Innovium, which is founded by the former executives of Broadcom and Cavium announced on Tuesday (March 14) that it has raised $38.3 million in funding to launch the advanced network switching chips. Which the company claims are much faster than its competition.
Innovium is run by 80 people and has now raised about $901 million, since it was founded in 2015.
Chief operating officer Rajiv Khemani of Indian-origin, who was previously CEO of Cavium a San Jose, based company, that his company’s 12.8 terabytes per second switches will be the fastest available in the market.
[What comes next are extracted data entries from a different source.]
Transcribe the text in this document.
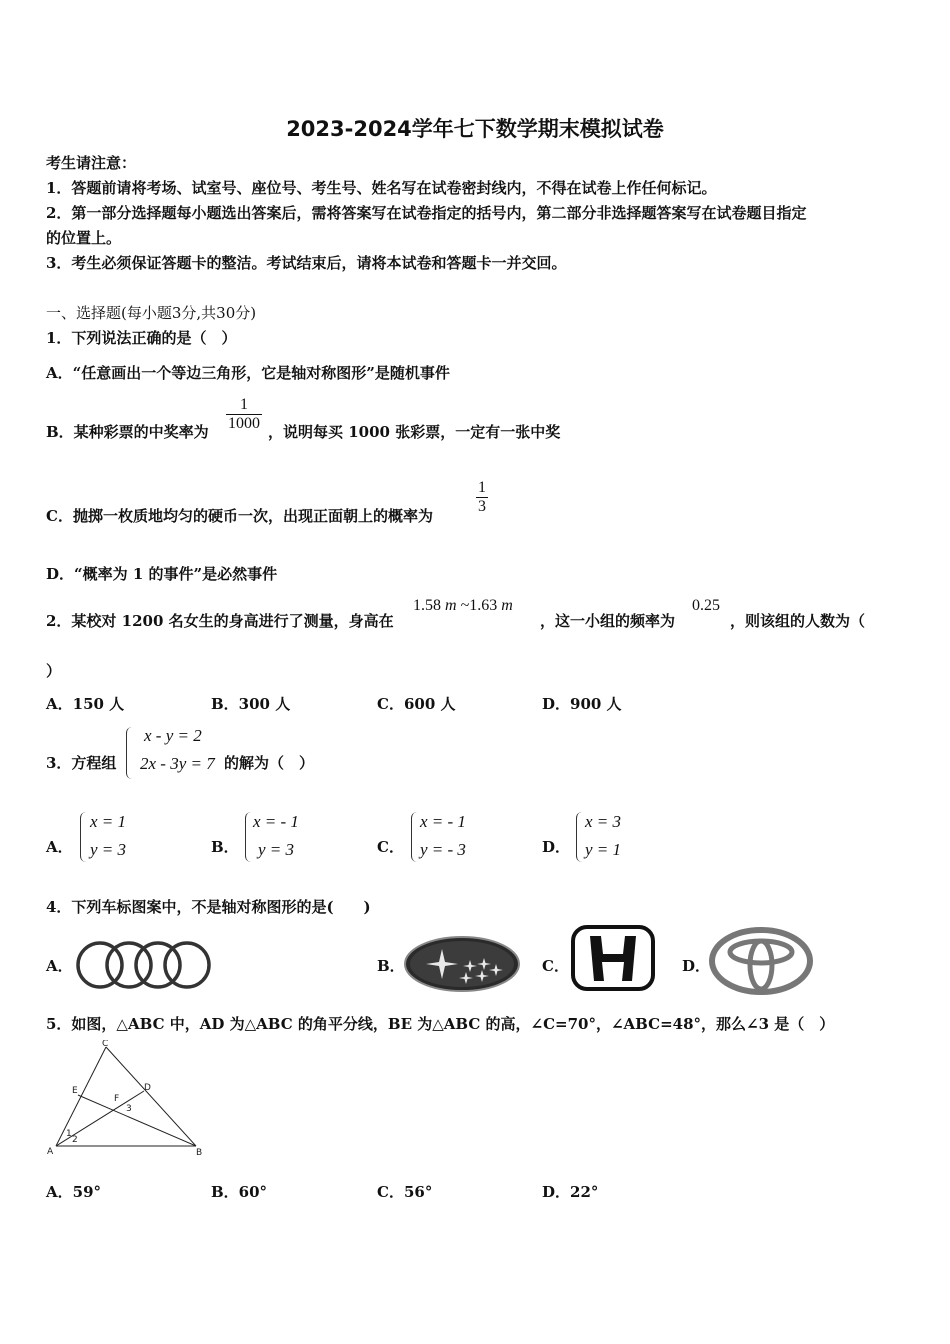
2023-2024学年七下数学期末模拟试卷
考生请注意：
1．答题前请将考场、试室号、座位号、考生号、姓名写在试卷密封线内，不得在试卷上作任何标记。
2．第一部分选择题每小题选出答案后，需将答案写在试卷指定的括号内，第二部分非选择题答案写在试卷题目指定
的位置上。
3．考生必须保证答题卡的整洁。考试结束后，请将本试卷和答题卡一并交回。
一、选择题(每小题3分,共30分)
1．下列说法正确的是（　）
A．“任意画出一个等边三角形，它是轴对称图形”是随机事件
B．某种彩票的中奖率为 $\frac{1}{1000}$ ，说明每买 1000 张彩票，一定有一张中奖
C．抛掷一枚质地均匀的硬币一次，出现正面朝上的概率为	$\frac{1}{3}$
D．“概率为 1 的事件”是必然事件
2．某校对 1200 名女生的身高进行了测量，身高在
1.58 m ~1.63 m
，这一小组的频率为
0.25
，则该组的人数为（
）
A．150 人	B．300 人	C．600 人	D．900 人
3．方程组
x - y = 2
2x - 3y = 7 的解为（　）
A．
x = 1
y = 3	B．
x = - 1
y = 3	C．
x = - 1
y = - 3	D．
x = 3
y = 1
4．下列车标图案中，不是轴对称图形的是(　　)
A．	B．	C．	D．
5．如图，△ABC 中，AD 为△ABC 的角平分线，BE 为△ABC 的高，∠C=70°，∠ABC=48°，那么∠3 是（　）
C
E	D
F
3
1
2
A	B
A．59°	B．60°	C．56°	D．22°
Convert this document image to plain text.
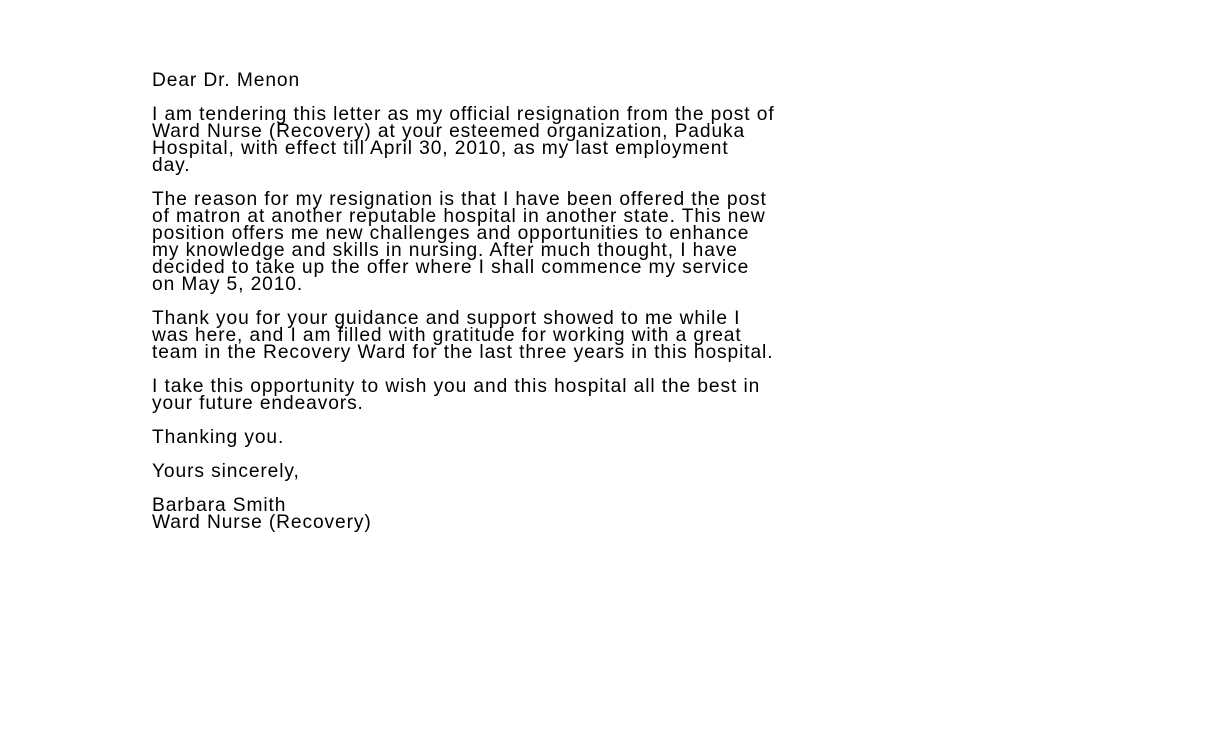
Dear Dr. Menon
I am tendering this letter as my official resignation from the post of
Ward Nurse (Recovery) at your esteemed organization, Paduka
Hospital, with effect till April 30, 2010, as my last employment
day.
The reason for my resignation is that I have been offered the post
of matron at another reputable hospital in another state. This new
position offers me new challenges and opportunities to enhance
my knowledge and skills in nursing. After much thought, I have
decided to take up the offer where I shall commence my service
on May 5, 2010.
Thank you for your guidance and support showed to me while I
was here, and I am filled with gratitude for working with a great
team in the Recovery Ward for the last three years in this hospital.
I take this opportunity to wish you and this hospital all the best in
your future endeavors.
Thanking you.
Yours sincerely,
Barbara Smith
Ward Nurse (Recovery)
"Our product is focused on the data center and substantially leapfrogs what is currently available or has been announced," he said in an interview. "What is on the market today are generic, one-size-fits-all solutions that are sub-optimal for data centers,” Khemani said.
The powerful chips, which are used in networking has grown in a slow rate compared to those used for computing and storage, creating a problem that Khemani claimed that his company will solve.
The annual Cloud Index report of Cisco, projects that the data traffic at the large scale data centers will quintuple by 2020.
"We are now ready to ramp up our marketing and sales efforts, which most of this new funding will help us to do," Khemani said, adding that he hopes to take more space in the North San Jose building the company now leases from Polycom. Failing that, he hopes to find something nearby.
Innovium’s co-founder came from Broadcom. Chief Technology Officer Puneet Agarwal was senior director and distinguished engineer there. Whereas Engineering Vice President Mohammed Issa was Broadcom’s engineering vice president.
Redline Capital led the last round of funding, followed by Greylock Partners, Walden Riverwood Ventures, Capricorn Investment Group, Qualcomm ventures and S-Cubed Capital.